Major NSW region re-awarded. As expected by management, ComfortDelgro (CDG) has been re-awarded the region 4 contract by the New South Wales transport ministry. The contract will be for the next five years with a three year right of renewal subject to performance targets. As this region accounts for more than a third of CDG’s Australian bus contributions, this win should remove any negative overhang for the group’s future in one of its key markets of Australia.

Larger losses versus broad market unwarranted. Despite this positive development, CDG’s share price remains weak, which is unwarranted in our view, given the counter’s promising earnings growth and visibility. Since the release of its 2Q13 results only 15 days ago, the counter has fallen by 9.0% versus a broad market decline of only 5.7% for the FTSE Straits Times Index, and much of the price correction has been due to recent market volatility created by upcoming key events in Sep as well as rising oil prices and anticipated rate hikes. However, with 80% of its fuel requirements hedged at favourable prices for the rest of the year, CDG is not vulnerable to such fuel risks. In addition, with a net cash position, CDG is also unaffected by the potential for rising interest rates.

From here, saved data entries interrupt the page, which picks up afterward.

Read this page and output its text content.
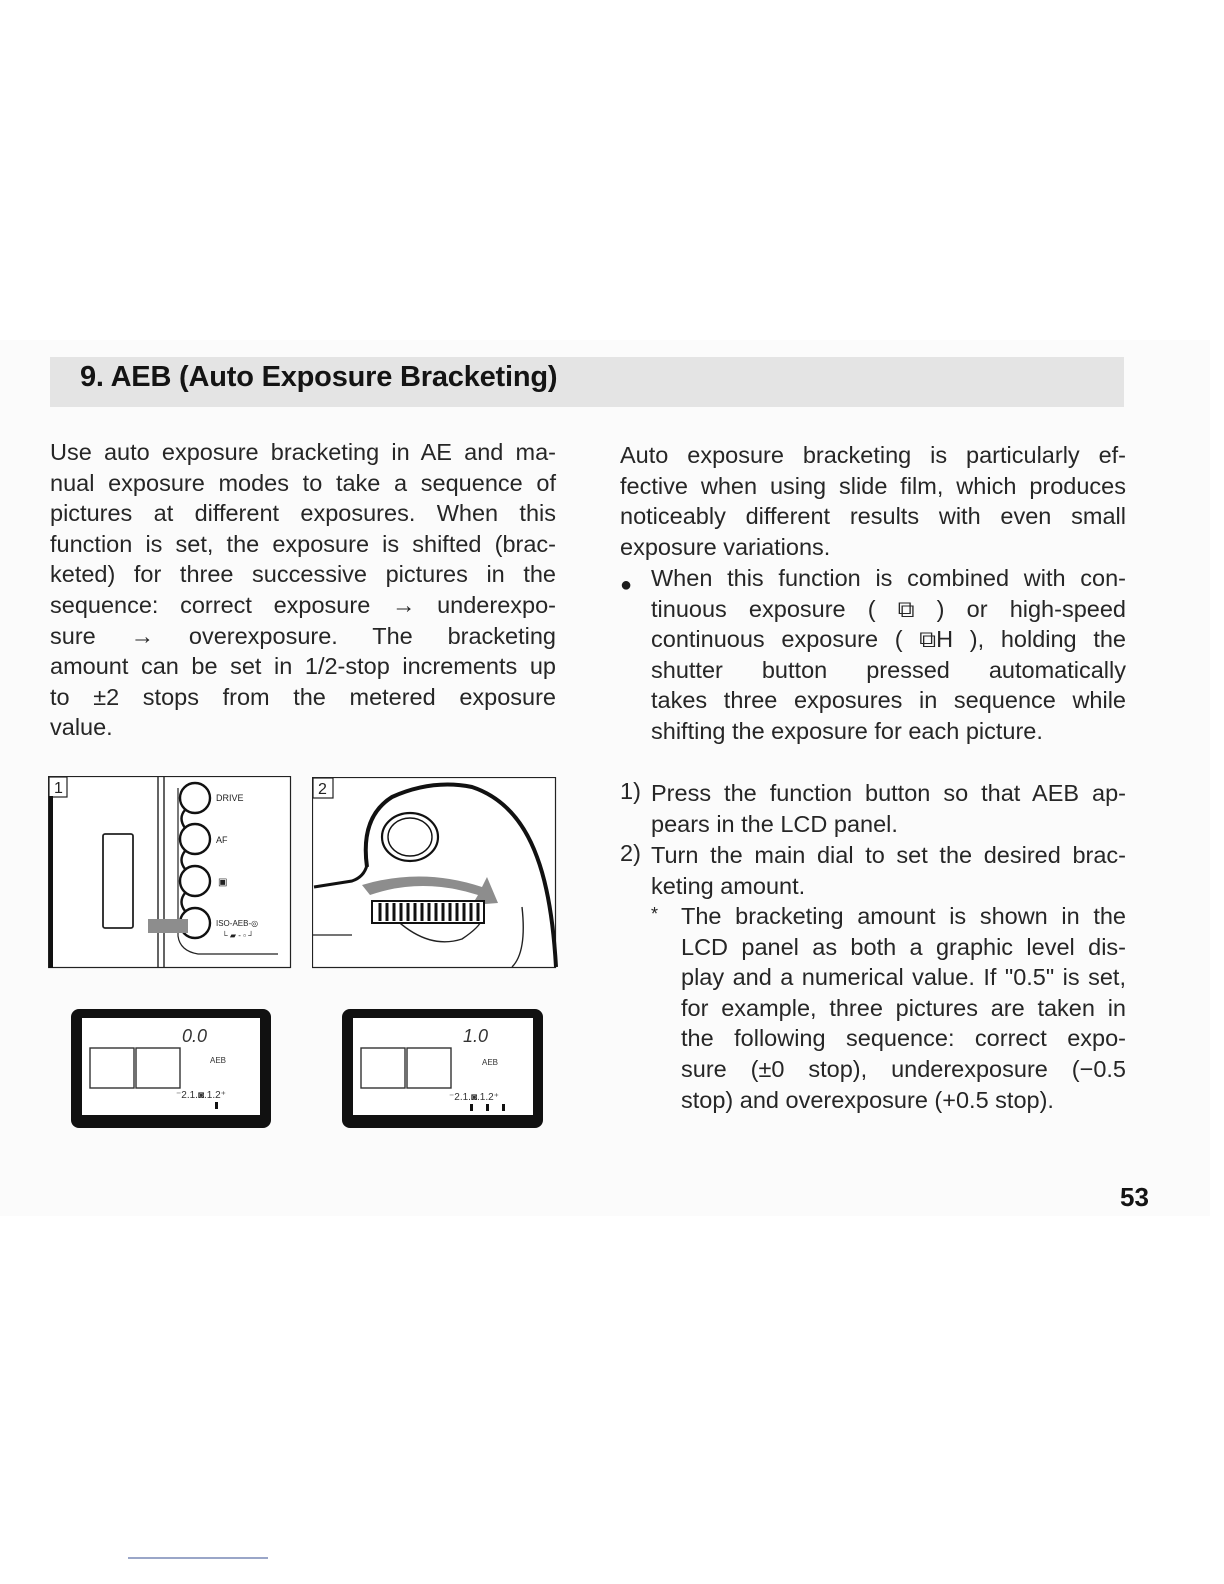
9. AEB (Auto Exposure Bracketing)
Use auto exposure bracketing in AE and ma-
nual exposure modes to take a sequence of
pictures at different exposures. When this
function is set, the exposure is shifted (brac-
keted) for three successive pictures in the
sequence: correct exposure → underexpo-
sure → overexposure. The bracketing
amount can be set in 1/2-stop increments up
to ±2 stops from the metered exposure
value.
Auto exposure bracketing is particularly ef-
fective when using slide film, which produces
noticeably different results with even small
exposure variations.
● When this function is combined with con-
tinuous exposure ( ⧉ ) or high-speed
continuous exposure ( ⧉H ), holding the
shutter button pressed automatically
takes three exposures in sequence while
shifting the exposure for each picture.
1) Press the function button so that AEB ap-
pears in the LCD panel.
2) Turn the main dial to set the desired brac-
keting amount.
* The bracketing amount is shown in the
LCD panel as both a graphic level dis-
play and a numerical value. If "0.5" is set,
for example, three pictures are taken in
the following sequence: correct expo-
sure (±0 stop), underexposure (−0.5
stop) and overexposure (+0.5 stop).
1
DRIVE
AF
▣
ISO-AEB-◎
└ ▰ - ▫ ┘
2
0.0
AEB
⁻2.1.◙.1.2⁺
1.0
AEB
⁻2.1.◙.1.2⁺
53
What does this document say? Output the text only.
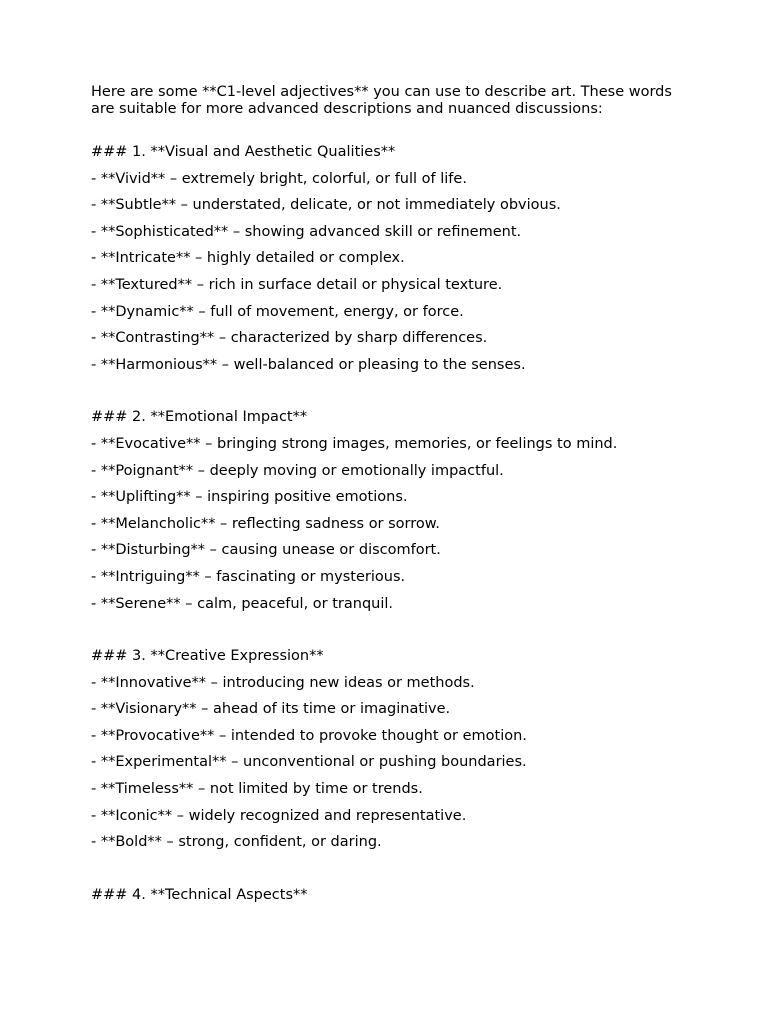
Here are some **C1-level adjectives** you can use to describe art. These words are suitable for more advanced descriptions and nuanced discussions:

### 1. **Visual and Aesthetic Qualities**
- **Vivid** – extremely bright, colorful, or full of life.
- **Subtle** – understated, delicate, or not immediately obvious.
- **Sophisticated** – showing advanced skill or refinement.
- **Intricate** – highly detailed or complex.
- **Textured** – rich in surface detail or physical texture.
- **Dynamic** – full of movement, energy, or force.
- **Contrasting** – characterized by sharp differences.
- **Harmonious** – well-balanced or pleasing to the senses.
### 2. **Emotional Impact**
- **Evocative** – bringing strong images, memories, or feelings to mind.
- **Poignant** – deeply moving or emotionally impactful.
- **Uplifting** – inspiring positive emotions.
- **Melancholic** – reflecting sadness or sorrow.
- **Disturbing** – causing unease or discomfort.
- **Intriguing** – fascinating or mysterious.
- **Serene** – calm, peaceful, or tranquil.
### 3. **Creative Expression**
- **Innovative** – introducing new ideas or methods.
- **Visionary** – ahead of its time or imaginative.
- **Provocative** – intended to provoke thought or emotion.
- **Experimental** – unconventional or pushing boundaries.
- **Timeless** – not limited by time or trends.
- **Iconic** – widely recognized and representative.
- **Bold** – strong, confident, or daring.
### 4. **Technical Aspects**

Smooth remainder of year ahead. With almost three-quarters of the year gone, we expect CDG to continue experiencing revenue growth for its SG operations (bus, rail and taxi) as demand remains healthy and ridership growth decent. Overseas, its Australian and UK bus operations should see slight increments from contributions of recent acquisitions.

Upgrade to BUY. Leaving our FY13 forecasts unchanged, our fair value estimate remains at S$1.95. However, we upgrade CDG to BUY as the recent near-term weakness creates an attractive opportunity for investors to allocate into this fundamentally healthy company with earnings stability.